Par arrêt du 29 octobre 2013, la cour d’appel avait accueilli le recours en annulation de cette sentence et avait ordonné la réouverture des débats sur le fond du litige. Le pourvoi formé contre cet arrêt avait été rejeté.
Statuant au fond, la cour d'appel a dit recevable l'action en requalification du contrat en bail commercial et l'a accueillie. La partie qui avait concédé à la jouissance du local s’est pourvue en cassation.
II. La fraude, cause de suspension de l’action en requalification
1. La prescription biennale de l’action en requalification d’un contrat en bail commercial
Aux termes de l’article L. 145-60 du Code de commerce, qui n’a pas été modifié par la loi n° 2014-626 du 18 juin 2014 relative à l'artisanat, au commerce et aux très petites entreprises, « toutes les actions exercées en vertu du présent chapitre [NDLR : Chapitre V : Du bail commercial] se prescrivent par deux ans ».
Dans l’arrêt rapporté, la partie titulaire du droit de jouissance sur une boutique à usage commercial sollicitait la requalification du contrat en bail commercial plus de deux ans après sa conclusion.
A titre préalable, la question se posait de savoir si l’action en requalification n’était pas prescrite.
Il a été jugé que l’action en requalification d’un contrat intitulé « bail professionnel », en vertu de l’article L. 145-2, 1°, du Code de commerce, est soumise à la prescription biennale et qu’elle était prescrite dès lors qu’elle avait été intentée plus de deux ans après sa conclusion ou sa date d’effet (Cass. civ. 3, 23-11-2011, n° 10-24.163, FS-P+B).
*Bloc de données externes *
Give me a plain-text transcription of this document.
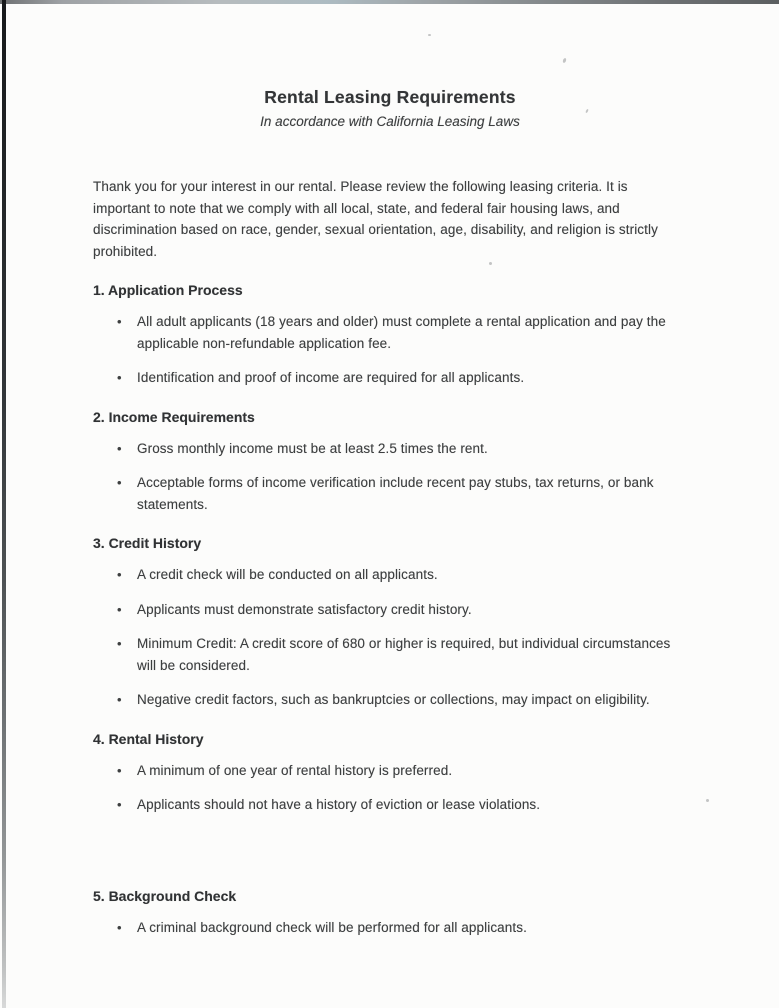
Rental Leasing Requirements

In accordance with California Leasing Laws

Thank you for your interest in our rental. Please review the following leasing criteria. It is important to note that we comply with all local, state, and federal fair housing laws, and discrimination based on race, gender, sexual orientation, age, disability, and religion is strictly prohibited.

1. Application Process
•	All adult applicants (18 years and older) must complete a rental application and pay the applicable non-refundable application fee.
•	Identification and proof of income are required for all applicants.
2. Income Requirements
•	Gross monthly income must be at least 2.5 times the rent.
•	Acceptable forms of income verification include recent pay stubs, tax returns, or bank statements.
3. Credit History
•	A credit check will be conducted on all applicants.
•	Applicants must demonstrate satisfactory credit history.
•	Minimum Credit: A credit score of 680 or higher is required, but individual circumstances will be considered.
•	Negative credit factors, such as bankruptcies or collections, may impact on eligibility.
4. Rental History
•	A minimum of one year of rental history is preferred.
•	Applicants should not have a history of eviction or lease violations.
5. Background Check
•	A criminal background check will be performed for all applicants.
Il a également été jugé que la demande « qui tend à la reconnaissance du statut des baux commerciaux », relative à un contrat dénommé « location-gérance » est soumise à la prescription biennale de l'article L. 145-60 du Code de commerce et que le délai de prescription courait à compter de la conclusion du contrat (voir également en ce sens, Cass. civ. 3, 22-01-2013, n° 11-22.984, F-D et Cass. civ. 3, 03-12-2015, n° 14-19.146, FS-P+B), « peu important qu'il ait été tacitement reconduit » (Cass. com., 11-06-2013, n° 12-16.103, F-P+B).
La Cour de cassation a ainsi refusé de faire courir le délai de prescription à compter de la reconduction tacite. Elle a également refusé de faire courir un nouveau délai à compter du renouvellement exprès par avenant d’un contrat de location-gérance (Cass. civ. 3, 03-12-2015, n° 14-19.146, FS-P+B, précité).
Il semblait ainsi impossible de faire requalifier un contrat en bail commercial après l’expiration d’un délai de deux ans à compter de sa conclusion, même si le contrat avait été reconduit tacitement ou renouvelé expressément.
La question se pose néanmoins de savoir si une solution différente ne devrait pas être retenue lorsque le renouvellement du contrat s’effectue à des conditions différentes de celle du contrat initial.
Toutefois, l’arrêt commenté apporte un tempérament à cette règle en précisant que « la fraude avait suspendu la prescription biennale ».
2. La suspension du délai de prescription
Il doit être rappelé que « la suspension de la prescription en arrête temporairement le cours sans effacer le délai déjà couru » (C. civ. art. 2230).
La fraude n’est pas visée par le Code civil (articles 2233 et suivants du Code civil) au titre des causes de report du point de départ ou de suspension de la prescription.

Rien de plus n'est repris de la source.